Today’s post was inspired by a couple of things. The first is my podcast, the second is MC Etcher’s statement that he wasn’t going to write a review of the new Harry Potter book because ‘there are already tons of them out there already’.
Basically, I started to wonder if we are doing ourselves a disservice by the way we look at our blogs.
When I started blogging (over two years ago now, can ya believe it?), I thought the way blogging would work is this: I’d write, people would discover my blog, read it…and I’d get myself a nice little audience.
The one major difference in the way it actually turned out is I expected a somewhat anonymous audience. Instead I discovered that the blogging community was indeed just that, a community.
People who read blogs tend to write them as well, and it stands to reason that if you’re interested in someone’s blog, you have the same sorts of interests. It’s weird, now that I think about it, because each blog I read regularly kinda represents a facet of my personality.
OzzyC is my cynical, straight talking ‘accept no bullshit’ side. Kato over at WITFITS is my geeky technophile side and MC Etcher at Etch-a-sketch attention span is my slightly skewed sense of humor.
I suppose my point is that bloggers (in most cases) don’t have a traditional writer-audience relationship. Instead, we tend to form relatively small, and dare I say it, intimate circles.
This is the part where I think we do ourselves a disservice.
I feel like I know my fellow bloggers. It’s really hard to read and comment on someone’s blog on a daily basis without ‘getting to know’ that person on some level, For example, I’ll see a news report on TV and just know that one particular blogger is going to have an absolute field day with it…but just because you know how someone thinks, doesn’t mean you actually know them.
It’s kinda a strange twilight zone. We know each other but don’t…at the same time.
Anyway, back when I started my podcast and advertised it here, the first two episodes had an audience in the single digits. Here’s what I found myself thinking:
“Well, one of those downloads was me checking everything worked. One was Sunny when she came in from work. Ozzy and Mike commented on it, so I know two of those other downloads were them…that’s four out of six…which means I only actually got two real hits.”
That’s the disservice part. We stop counting our regular readers as part of our ‘real’ audience because we ‘know’ them. It’s just like if you know a friend or relative regularly reads your blog, you feel that they ‘don’t count’ because you know them.

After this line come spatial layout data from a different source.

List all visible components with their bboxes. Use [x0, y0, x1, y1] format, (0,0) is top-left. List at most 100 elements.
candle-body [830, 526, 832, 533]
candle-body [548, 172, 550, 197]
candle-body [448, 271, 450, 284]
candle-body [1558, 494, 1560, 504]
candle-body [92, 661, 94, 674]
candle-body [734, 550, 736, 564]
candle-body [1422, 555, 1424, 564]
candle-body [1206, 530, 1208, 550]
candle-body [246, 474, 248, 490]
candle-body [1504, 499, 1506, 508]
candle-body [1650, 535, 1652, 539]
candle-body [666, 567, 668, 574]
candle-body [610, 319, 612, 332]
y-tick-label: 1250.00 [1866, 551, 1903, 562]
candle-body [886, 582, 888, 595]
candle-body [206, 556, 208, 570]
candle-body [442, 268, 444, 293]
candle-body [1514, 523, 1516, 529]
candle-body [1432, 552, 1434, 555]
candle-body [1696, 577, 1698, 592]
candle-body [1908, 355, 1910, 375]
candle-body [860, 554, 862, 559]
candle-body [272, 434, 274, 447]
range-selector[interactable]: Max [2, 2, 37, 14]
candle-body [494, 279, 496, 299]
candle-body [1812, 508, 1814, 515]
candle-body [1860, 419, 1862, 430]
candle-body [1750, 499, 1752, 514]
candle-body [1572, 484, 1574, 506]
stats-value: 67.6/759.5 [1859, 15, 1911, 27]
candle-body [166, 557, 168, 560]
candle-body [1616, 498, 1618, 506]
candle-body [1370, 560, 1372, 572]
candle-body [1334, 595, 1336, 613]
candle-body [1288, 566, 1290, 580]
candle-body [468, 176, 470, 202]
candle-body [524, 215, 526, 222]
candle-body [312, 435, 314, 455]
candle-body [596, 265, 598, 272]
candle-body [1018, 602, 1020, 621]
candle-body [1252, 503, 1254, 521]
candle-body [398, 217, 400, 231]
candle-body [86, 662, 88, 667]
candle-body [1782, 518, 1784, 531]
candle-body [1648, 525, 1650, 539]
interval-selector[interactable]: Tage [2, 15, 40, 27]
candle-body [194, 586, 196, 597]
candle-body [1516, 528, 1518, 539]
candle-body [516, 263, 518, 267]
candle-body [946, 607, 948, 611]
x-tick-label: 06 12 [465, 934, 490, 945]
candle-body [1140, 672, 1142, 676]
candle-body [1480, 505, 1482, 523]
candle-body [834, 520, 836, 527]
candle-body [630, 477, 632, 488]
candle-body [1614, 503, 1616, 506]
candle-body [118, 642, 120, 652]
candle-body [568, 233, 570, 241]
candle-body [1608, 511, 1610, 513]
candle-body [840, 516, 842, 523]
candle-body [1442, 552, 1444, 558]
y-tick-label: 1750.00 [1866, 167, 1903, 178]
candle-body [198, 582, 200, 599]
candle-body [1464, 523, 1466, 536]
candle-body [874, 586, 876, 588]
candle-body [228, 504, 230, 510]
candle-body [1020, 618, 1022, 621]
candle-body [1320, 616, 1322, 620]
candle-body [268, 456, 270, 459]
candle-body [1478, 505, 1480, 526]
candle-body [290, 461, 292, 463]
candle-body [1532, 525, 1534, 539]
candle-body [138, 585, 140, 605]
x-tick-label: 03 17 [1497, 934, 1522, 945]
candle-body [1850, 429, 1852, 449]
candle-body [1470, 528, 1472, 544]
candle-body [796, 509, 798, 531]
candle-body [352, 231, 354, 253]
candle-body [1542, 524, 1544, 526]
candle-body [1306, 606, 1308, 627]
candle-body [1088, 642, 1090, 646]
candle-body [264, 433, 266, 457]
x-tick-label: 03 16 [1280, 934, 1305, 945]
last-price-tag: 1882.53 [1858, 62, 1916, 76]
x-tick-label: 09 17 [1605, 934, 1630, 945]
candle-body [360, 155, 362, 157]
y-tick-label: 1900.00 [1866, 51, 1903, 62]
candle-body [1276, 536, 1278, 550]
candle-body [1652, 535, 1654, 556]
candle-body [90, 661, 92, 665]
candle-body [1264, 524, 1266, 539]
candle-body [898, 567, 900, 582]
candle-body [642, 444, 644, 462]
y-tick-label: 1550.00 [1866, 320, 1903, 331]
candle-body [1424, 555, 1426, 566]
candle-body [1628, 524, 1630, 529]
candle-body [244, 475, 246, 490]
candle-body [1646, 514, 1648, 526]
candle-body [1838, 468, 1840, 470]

However, at one point, all those regulars that you feel you know started out as just another random reader or listener. They count as ‘real’ hits whatever way you look at it.
The second thing is that this works both ways, and where Etcher declining to write a Harry Potter review comes in.
Every morning when I get up, the first thing I do when I sit down at the computer is click my blogs bookmarks folder and open all in tabs. I look forward to reading them just as much as I look forward to seeing a TV show or my other favorite websites.
My point is, and this is directed at MC Etcher…I don’t really want to know what some random dude on the internet thinks about the new HP book. I want to know what MC Etcher thinks about it.
In the same way that if movie critics completely and totally pan a movie, but my friends say it’s awesome…I’m going to go and see it anyway.
So, long story short…write a bloody review, Etcher!
1 comment:
My usual disservice to myself is writing without thinking about who's actually reading.
Just like in small towns, even in the blog community word will travel. Sometimes that's a good thing, sometimes... well yeah.